Di akhir pertandingan, situasi kemungkinan menjadi buntu, China mengalami kekalahan besar tapi masih mempertahankan kendali atas Uotsuri Jima.
Namun fokus siapa yang menang bukanlah tujuan utama simulasi Pentagon ini.
Simulasi ini memiliki banyak kekurangan karena pertama, ada terlalu banyak faktor subjektif atau sewenang-wenang yang nyatakan bangsa tertentu yang gunakan strategi tertentu akan menang dalam kehidupan nyata.
Kenyataannya, ada faktor-faktor yang belum dihitung seperti logistik, operasi informasi untuk membentuk opini publik, dan ketegangan politik dalam kepemimpinan China dengan aliansi AS-Jepang.

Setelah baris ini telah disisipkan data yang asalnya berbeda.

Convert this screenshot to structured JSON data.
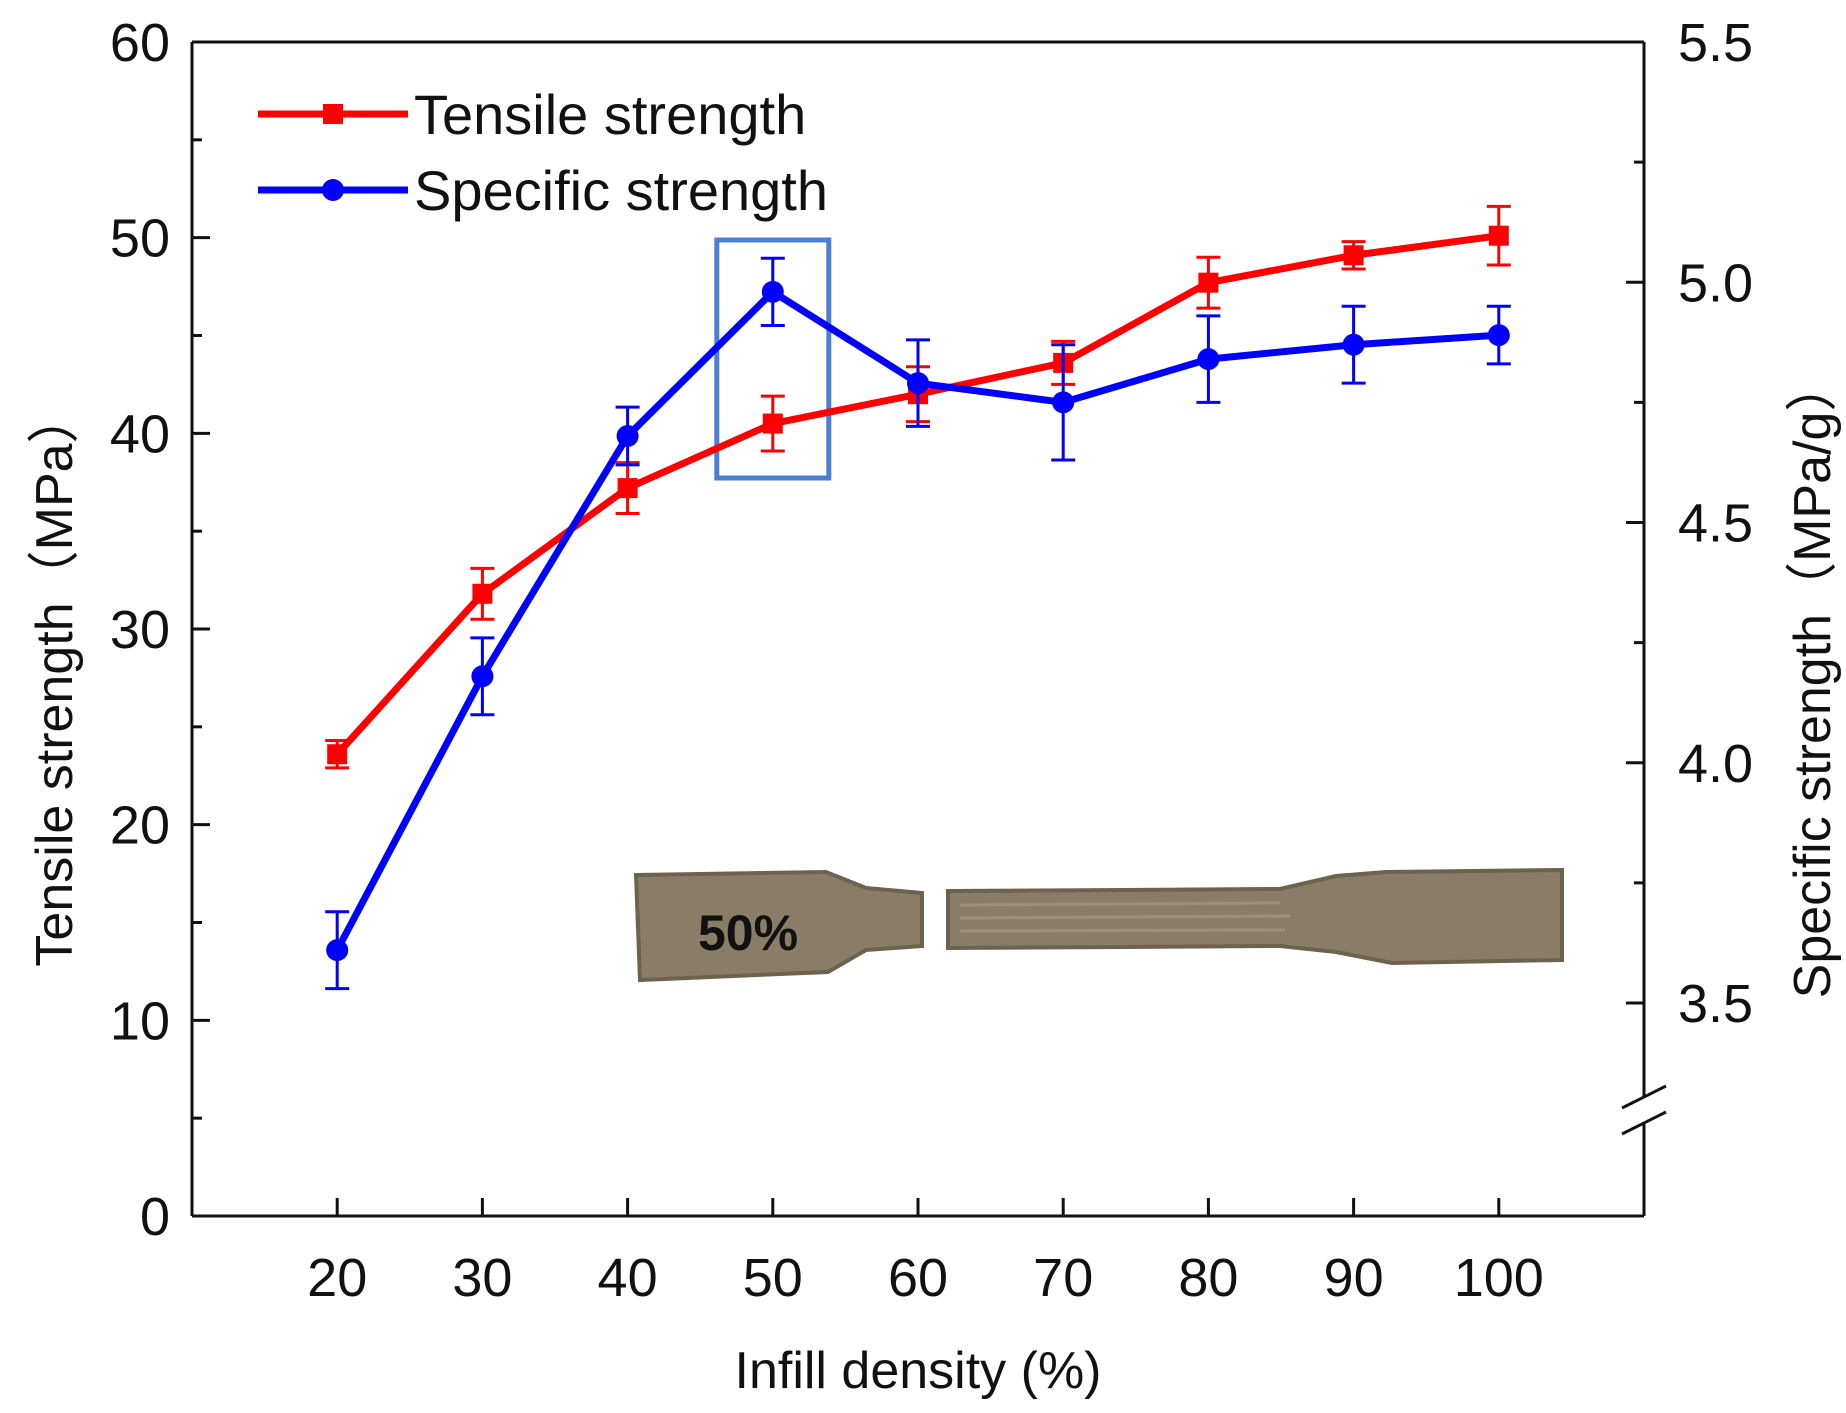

Perlu diingat juga ada beberapa kemungkinan yang tidak terjadi seperti armada kapal induk China yang terus bertambah, serta kapal induk Jepang yang dipersenjatai dengan pesawat tempur F-35.
Tentu saja, ada faktor lain, pemimpin ketiga negara akan sangat sadar kemungkinan melibatkan senjata nuklir untuk ini.
Namun simulasi ini membuka informasi baru, contohnya China memiliki keuntungan pembom darat dan rudal mereka dan keuntungan menembakkan peluru kendali besar-besaran, dan kemudian mempersenjatai kembali pembom dan peluncur rudal darat dari pangkalan yang berlokasi di daratan.
Sedangkan untuk AS, yang pangkalan militernya jauh sepertti Guam atau harus terbang dari Okinawa yang berada di titik tengah pertempuran, waktu mengeluarkan persenjataan mereka adalah keputusan yang penting, karena begitu F-35 menembakkan misilnya, akan diperlukan berjam-jam untuk kembali ke pangkalan, mengisi senjatanya lagi dan kembali ke zona pertempuran.
Hal inilah yang jadi salah satu pertimbangan Menteri Pertahanan AS Mark Esper untuk membangun pangkalan militer AS tambahan di Pasifik.